UN plans to airlift humanitarian aid for Syria's Qamishli

UN plans to airlift humanitarian aid for Syria's Qamishli
The World Food Programme announced on Thursday it aims to provide aid to 150,000 people in Qamishli through aid drops set to begin in July.
2 min read
23 June, 2016
Roads to Qamishli pass through IS-controlled territory [AFP]
The United Nations said it would begin delivering vital humanitarian aid to the embattled city of Qamishli in Syria's northeast, which has been blocked off by road for over two years.

"We are just about to launch an air bridge into Qamishli from Damascus," the UN's humanitarian coordinator for Syria, Yacoub El Hillo, told reporters on Thursday.

"The reason for this is that we have run out of meaningful means to reach people over land," he said, adding that the airlift "will bring life-saving assistance to a very large number of people."

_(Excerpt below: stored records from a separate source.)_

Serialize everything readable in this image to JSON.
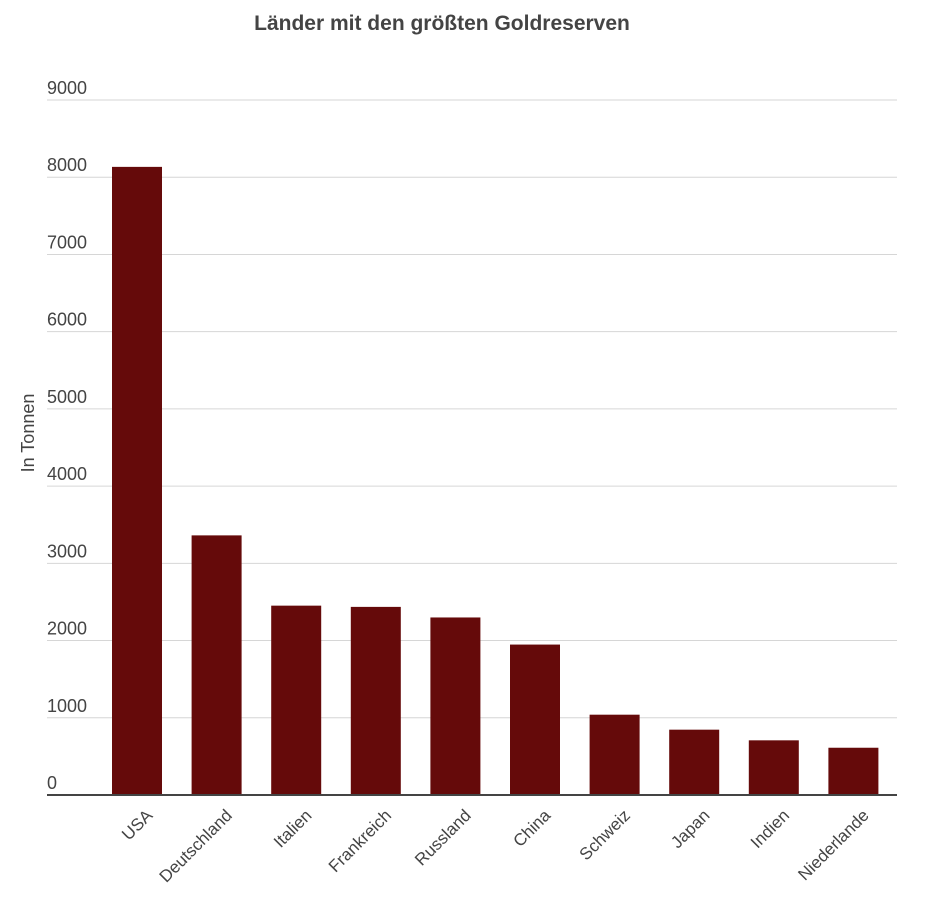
{
  "chart_data": {
    "type": "bar",
    "title": "Länder mit den größten Goldreserven",
    "xlabel": "",
    "ylabel": "In Tonnen",
    "categories": [
      "USA",
      "Deutschland",
      "Italien",
      "Frankreich",
      "Russland",
      "China",
      "Schweiz",
      "Japan",
      "Indien",
      "Niederlande"
    ],
    "values": [
      8134,
      3362,
      2452,
      2436,
      2299,
      1948,
      1040,
      846,
      708,
      612
    ],
    "ylim": [
      0,
      9000
    ],
    "yticks": [
      0,
      1000,
      2000,
      3000,
      4000,
      5000,
      6000,
      7000,
      8000,
      9000
    ],
    "grid": true,
    "bar_color": "#650a0a",
    "grid_color": "#d6d6d6",
    "axis_color": "#444444"
  }
}
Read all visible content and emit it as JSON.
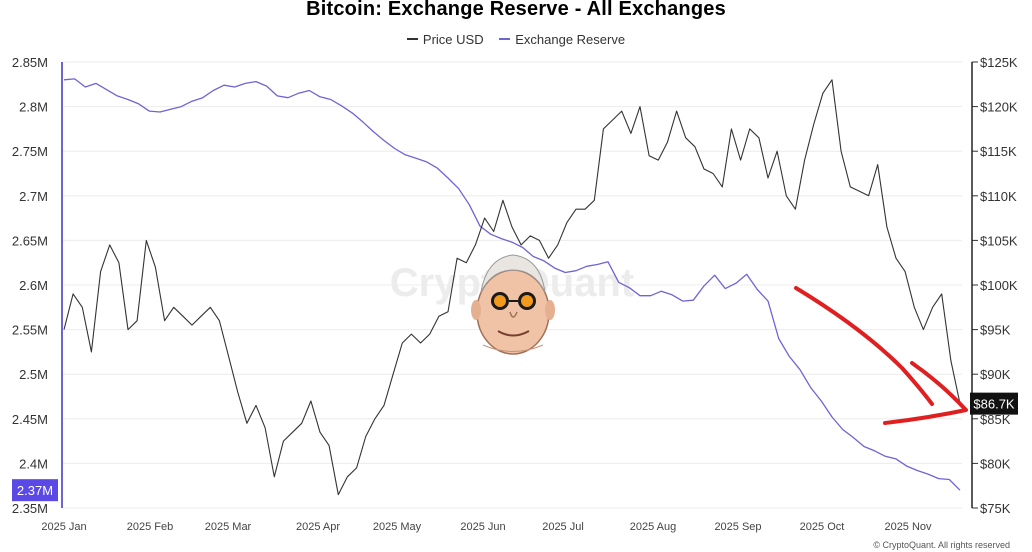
{
  "chart_data": {
    "type": "line",
    "title": "Bitcoin: Exchange Reserve - All Exchanges",
    "series": [
      {
        "name": "Price USD",
        "color": "#333333",
        "axis": "right",
        "values": [
          95000,
          99000,
          97500,
          92500,
          101500,
          104500,
          102500,
          95000,
          96000,
          105000,
          102000,
          96000,
          97500,
          96500,
          95500,
          96500,
          97500,
          96000,
          92000,
          88000,
          84500,
          86500,
          84000,
          78500,
          82500,
          83500,
          84500,
          87000,
          83500,
          82000,
          76500,
          78500,
          79500,
          83000,
          85000,
          86500,
          90000,
          93500,
          94500,
          93500,
          94500,
          96500,
          97000,
          103000,
          102500,
          104500,
          107500,
          106000,
          109500,
          106500,
          104500,
          105500,
          105000,
          103000,
          104500,
          107000,
          108500,
          108500,
          109500,
          117500,
          118500,
          119500,
          117000,
          120000,
          114500,
          114000,
          116000,
          119500,
          116500,
          115500,
          113000,
          112500,
          111000,
          117500,
          114000,
          117500,
          116500,
          112000,
          115000,
          110000,
          108500,
          114000,
          118000,
          121500,
          123000,
          115000,
          111000,
          110500,
          110000,
          113500,
          106500,
          103000,
          101500,
          97500,
          95000,
          97500,
          99000,
          91500,
          86700
        ]
      },
      {
        "name": "Exchange Reserve",
        "color": "#6e64d8",
        "axis": "left",
        "values": [
          2.83,
          2.831,
          2.822,
          2.826,
          2.819,
          2.812,
          2.808,
          2.803,
          2.795,
          2.794,
          2.797,
          2.8,
          2.806,
          2.81,
          2.818,
          2.824,
          2.822,
          2.826,
          2.828,
          2.823,
          2.812,
          2.81,
          2.815,
          2.818,
          2.811,
          2.808,
          2.801,
          2.793,
          2.783,
          2.772,
          2.762,
          2.753,
          2.746,
          2.742,
          2.738,
          2.731,
          2.72,
          2.708,
          2.69,
          2.666,
          2.657,
          2.652,
          2.648,
          2.642,
          2.632,
          2.627,
          2.619,
          2.614,
          2.616,
          2.621,
          2.623,
          2.626,
          2.603,
          2.597,
          2.588,
          2.588,
          2.593,
          2.589,
          2.582,
          2.583,
          2.599,
          2.611,
          2.596,
          2.602,
          2.612,
          2.595,
          2.582,
          2.54,
          2.52,
          2.505,
          2.485,
          2.47,
          2.452,
          2.438,
          2.429,
          2.419,
          2.414,
          2.408,
          2.405,
          2.397,
          2.392,
          2.388,
          2.383,
          2.382,
          2.37
        ]
      }
    ],
    "x_labels": [
      "2025 Jan",
      "2025 Feb",
      "2025 Mar",
      "2025 Apr",
      "2025 May",
      "2025 Jun",
      "2025 Jul",
      "2025 Aug",
      "2025 Sep",
      "2025 Oct",
      "2025 Nov"
    ],
    "y_left": {
      "min": 2.35,
      "max": 2.85,
      "ticks": [
        "2.85M",
        "2.8M",
        "2.75M",
        "2.7M",
        "2.65M",
        "2.6M",
        "2.55M",
        "2.5M",
        "2.45M",
        "2.4M",
        "2.35M"
      ],
      "current": "2.37M",
      "current_value": 2.37
    },
    "y_right": {
      "min": 75000,
      "max": 125000,
      "ticks": [
        "$125K",
        "$120K",
        "$115K",
        "$110K",
        "$105K",
        "$100K",
        "$95K",
        "$90K",
        "$85K",
        "$80K",
        "$75K"
      ],
      "current": "$86.7K",
      "current_value": 86700
    },
    "watermark": "CryptoQuant",
    "annotation": "red arrow pointing down-right"
  },
  "footer": "© CryptoQuant. All rights reserved"
}
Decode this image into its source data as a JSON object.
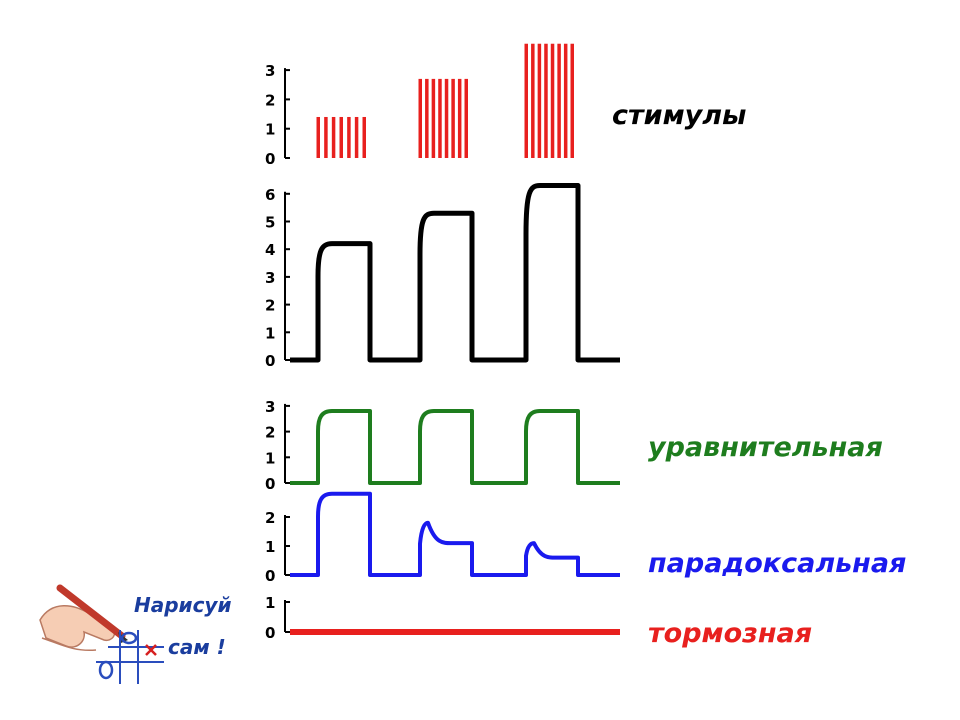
{
  "chart_data": [
    {
      "type": "bar",
      "label": "стимулы",
      "color": "#e8201e",
      "y_ticks": [
        "0",
        "1",
        "2",
        "3"
      ],
      "ylim": [
        0,
        3
      ],
      "stimuli": [
        {
          "strength": 1.4,
          "stripes": 7
        },
        {
          "strength": 2.7,
          "stripes": 8
        },
        {
          "strength": 3.9,
          "stripes": 8
        }
      ]
    },
    {
      "type": "line",
      "label": "",
      "color": "#000000",
      "y_ticks": [
        "0",
        "1",
        "2",
        "3",
        "4",
        "5",
        "6"
      ],
      "ylim": [
        0,
        6
      ],
      "responses": [
        4.2,
        5.3,
        6.3
      ]
    },
    {
      "type": "line",
      "label": "уравнительная",
      "color": "#1e7d1e",
      "y_ticks": [
        "0",
        "1",
        "2",
        "3"
      ],
      "ylim": [
        0,
        3
      ],
      "responses": [
        2.8,
        2.8,
        2.8
      ]
    },
    {
      "type": "line",
      "label": "парадоксальная",
      "color": "#1a1aee",
      "y_ticks": [
        "0",
        "1",
        "2"
      ],
      "ylim": [
        0,
        2
      ],
      "responses": [
        {
          "peak": 2.8,
          "plateau": 2.8
        },
        {
          "peak": 1.8,
          "plateau": 1.1
        },
        {
          "peak": 1.1,
          "plateau": 0.6
        }
      ]
    },
    {
      "type": "line",
      "label": "тормозная",
      "color": "#e8201e",
      "y_ticks": [
        "0",
        "1"
      ],
      "ylim": [
        0,
        1
      ],
      "responses": [
        0,
        0,
        0
      ]
    }
  ],
  "badge": {
    "line1": "Нарисуй",
    "line2": "сам !",
    "icon": "hand-pencil-icon",
    "icon_color": "#c0392b",
    "text_color": "#1a3d9e"
  }
}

Lying near to the Turkish border in the governate of Hasakeh, Qamishli is only reachable by road through the Islamic State group dominated governates of Raqqa and Deir Az-Zour.

"They haven't been reached by land from within the country since early 2014," said Bettina Luescher of the World Food Programme - the UN agency that will be coordinating the operation.

She told AFP that 25 flights are planned to take place over the next month, each carrying 40 tonnes of aid. The aid drops - 70 percent of which will be food – are set to begin "in the next few days," she added.

Leuscher said that the July aid drops aim to feed 150,000 people.

The UN previously set up an airlift to bring aid to Qamishli in 2014, and has also delivered assistance across the border from Turkey, but the main border crossing has been closed since the beginning of the year.

According to the UN, a total of 592,000 people live in besieged areas across Syria, although other sources put the figure closer to one million.

Earlier this year, an assessment by the UN's own aid coordination body, OCHA, also found that Damascus-based humanitarian agencies were "protective of their relationship with the GoS (government of Syria)."

It was "becoming clear that the Government was hindering the establishment of a proper humanitarian operation from quite early in the crisis," the March report said.

But "UN agencies were simply not willing to jeopardise their operations in Syria by taking a tougher stance with the Government."